His frames, images below, extols a much mature aesthetics but not fully grown than his other Asian predecessors. Oldboy (2003) has a color palette not much of a high contrast but more normalize than Wong Kar-Wai's Happy Together (1997). I can see how much Wong's sense of space has dominated his mise-en-scene. But then Park Chan-Wook attempted to put contemporary devices on framing such as splitting the frames, shooting in wide-angle lens for distortions, staging in depth, deploying long takes, and using handheld camera movements to develop chaos and realism.
There is also a Kafkan element present. Note the illusion of the ants superimposed on the melancholia and alienation of both characters. If i could think clearly, he borrowed some thoughts on Dostoevksy's Note from Underground --- perhaps its parallelism to the imprisonment of Dae Su for fifteen years. This intertextual referencing is perhaps central to Oldboy. The stylize conglomeration of this textual sources made it an insoluble mass of art, definitely not an avant-garde but of mainstream specificity which i did not expect.

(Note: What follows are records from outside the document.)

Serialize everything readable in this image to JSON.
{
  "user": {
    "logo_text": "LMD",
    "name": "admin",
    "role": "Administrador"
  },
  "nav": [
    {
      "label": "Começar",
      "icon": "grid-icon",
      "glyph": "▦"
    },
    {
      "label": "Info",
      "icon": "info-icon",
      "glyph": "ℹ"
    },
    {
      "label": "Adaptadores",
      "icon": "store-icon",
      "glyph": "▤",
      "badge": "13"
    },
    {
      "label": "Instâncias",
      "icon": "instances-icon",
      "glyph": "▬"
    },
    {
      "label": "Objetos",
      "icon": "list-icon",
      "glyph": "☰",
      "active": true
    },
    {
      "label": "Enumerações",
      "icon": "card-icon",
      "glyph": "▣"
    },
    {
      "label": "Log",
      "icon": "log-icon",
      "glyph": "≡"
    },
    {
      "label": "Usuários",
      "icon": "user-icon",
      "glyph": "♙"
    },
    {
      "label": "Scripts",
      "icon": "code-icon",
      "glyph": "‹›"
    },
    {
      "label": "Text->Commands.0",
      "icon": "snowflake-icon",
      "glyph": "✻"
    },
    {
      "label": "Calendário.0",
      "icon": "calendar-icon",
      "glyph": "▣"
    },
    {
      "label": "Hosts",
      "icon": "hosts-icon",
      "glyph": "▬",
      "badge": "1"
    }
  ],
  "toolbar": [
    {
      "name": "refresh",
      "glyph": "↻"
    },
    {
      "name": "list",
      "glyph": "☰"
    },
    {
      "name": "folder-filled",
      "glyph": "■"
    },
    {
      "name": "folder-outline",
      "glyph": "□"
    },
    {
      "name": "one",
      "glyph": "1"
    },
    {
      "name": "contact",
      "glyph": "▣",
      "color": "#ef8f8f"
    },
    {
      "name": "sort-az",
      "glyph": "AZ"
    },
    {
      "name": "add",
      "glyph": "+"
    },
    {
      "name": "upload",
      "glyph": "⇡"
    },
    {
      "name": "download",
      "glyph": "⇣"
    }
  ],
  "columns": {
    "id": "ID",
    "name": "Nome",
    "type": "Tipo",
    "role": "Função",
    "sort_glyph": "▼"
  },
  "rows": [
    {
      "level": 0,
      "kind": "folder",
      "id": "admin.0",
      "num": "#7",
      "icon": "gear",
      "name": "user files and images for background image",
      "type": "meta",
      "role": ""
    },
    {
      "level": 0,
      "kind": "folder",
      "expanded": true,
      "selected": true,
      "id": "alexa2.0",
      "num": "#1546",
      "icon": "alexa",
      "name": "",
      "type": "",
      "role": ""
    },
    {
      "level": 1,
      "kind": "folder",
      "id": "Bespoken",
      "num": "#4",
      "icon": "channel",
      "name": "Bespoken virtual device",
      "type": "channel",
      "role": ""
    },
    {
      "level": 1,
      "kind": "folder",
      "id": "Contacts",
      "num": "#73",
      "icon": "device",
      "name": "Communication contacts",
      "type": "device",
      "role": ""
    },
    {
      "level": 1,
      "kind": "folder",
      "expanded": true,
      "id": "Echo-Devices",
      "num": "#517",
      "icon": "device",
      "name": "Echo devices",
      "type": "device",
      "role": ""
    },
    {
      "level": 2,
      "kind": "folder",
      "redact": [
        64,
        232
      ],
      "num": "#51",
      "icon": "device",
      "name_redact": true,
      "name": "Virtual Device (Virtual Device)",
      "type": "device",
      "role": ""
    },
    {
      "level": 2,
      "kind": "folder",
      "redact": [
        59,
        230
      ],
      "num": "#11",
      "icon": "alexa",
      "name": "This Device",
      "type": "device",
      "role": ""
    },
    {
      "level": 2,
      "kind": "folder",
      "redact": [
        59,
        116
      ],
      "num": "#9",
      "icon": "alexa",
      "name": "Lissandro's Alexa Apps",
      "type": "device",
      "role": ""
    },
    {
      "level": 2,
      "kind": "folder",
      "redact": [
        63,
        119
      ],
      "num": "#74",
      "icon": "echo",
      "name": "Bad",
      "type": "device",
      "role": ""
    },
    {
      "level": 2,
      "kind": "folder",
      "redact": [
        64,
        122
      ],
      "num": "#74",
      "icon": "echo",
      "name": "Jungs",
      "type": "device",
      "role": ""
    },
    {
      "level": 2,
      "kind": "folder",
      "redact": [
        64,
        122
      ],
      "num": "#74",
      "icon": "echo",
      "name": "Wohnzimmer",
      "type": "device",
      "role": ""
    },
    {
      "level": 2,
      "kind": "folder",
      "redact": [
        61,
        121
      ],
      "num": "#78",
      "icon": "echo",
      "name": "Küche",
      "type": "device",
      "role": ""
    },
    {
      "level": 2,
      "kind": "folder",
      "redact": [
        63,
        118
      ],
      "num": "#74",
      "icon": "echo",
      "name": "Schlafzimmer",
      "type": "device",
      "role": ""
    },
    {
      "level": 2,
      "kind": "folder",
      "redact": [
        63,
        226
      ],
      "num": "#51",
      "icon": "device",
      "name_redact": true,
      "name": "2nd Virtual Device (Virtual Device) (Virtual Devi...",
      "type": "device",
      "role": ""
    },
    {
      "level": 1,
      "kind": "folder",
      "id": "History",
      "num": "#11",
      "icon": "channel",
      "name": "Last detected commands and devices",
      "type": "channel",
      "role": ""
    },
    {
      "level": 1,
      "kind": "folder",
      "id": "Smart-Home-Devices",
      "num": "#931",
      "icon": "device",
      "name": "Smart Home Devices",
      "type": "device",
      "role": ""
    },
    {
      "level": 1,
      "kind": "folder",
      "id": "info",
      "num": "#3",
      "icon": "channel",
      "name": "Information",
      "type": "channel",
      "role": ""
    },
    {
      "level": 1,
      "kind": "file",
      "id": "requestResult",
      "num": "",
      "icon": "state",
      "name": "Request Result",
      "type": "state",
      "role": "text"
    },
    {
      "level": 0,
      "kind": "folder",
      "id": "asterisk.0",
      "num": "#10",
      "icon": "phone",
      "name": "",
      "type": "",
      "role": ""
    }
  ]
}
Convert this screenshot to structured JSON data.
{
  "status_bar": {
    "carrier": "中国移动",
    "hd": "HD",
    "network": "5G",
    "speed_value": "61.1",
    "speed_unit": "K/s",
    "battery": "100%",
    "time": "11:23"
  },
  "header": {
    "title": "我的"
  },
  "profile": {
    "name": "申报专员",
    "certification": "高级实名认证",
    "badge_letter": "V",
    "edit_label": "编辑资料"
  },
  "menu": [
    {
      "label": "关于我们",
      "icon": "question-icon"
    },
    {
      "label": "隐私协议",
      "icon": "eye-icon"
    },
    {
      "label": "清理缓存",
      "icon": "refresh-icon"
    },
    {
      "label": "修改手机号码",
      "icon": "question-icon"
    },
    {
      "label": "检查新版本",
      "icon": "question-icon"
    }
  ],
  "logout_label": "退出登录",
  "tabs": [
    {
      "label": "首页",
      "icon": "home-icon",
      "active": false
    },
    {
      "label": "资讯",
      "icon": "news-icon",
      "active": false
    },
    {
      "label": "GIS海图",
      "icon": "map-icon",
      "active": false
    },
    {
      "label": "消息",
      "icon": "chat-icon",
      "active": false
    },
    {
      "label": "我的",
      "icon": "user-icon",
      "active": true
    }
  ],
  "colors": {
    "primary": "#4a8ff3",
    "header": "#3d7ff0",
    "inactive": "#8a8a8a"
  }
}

However, the thing is, honestly, i am intense in saying that he borrowed some of the montage elements from Chungking Express (1994). The Oldboy use of the calendar-type transition of time has the same function to the ones in Chungking Express. Anyway, i have to let my dissatisfaction simmer down and approach Oldboy in other aspects than this.
But i have to admit, his narrative construction is superb!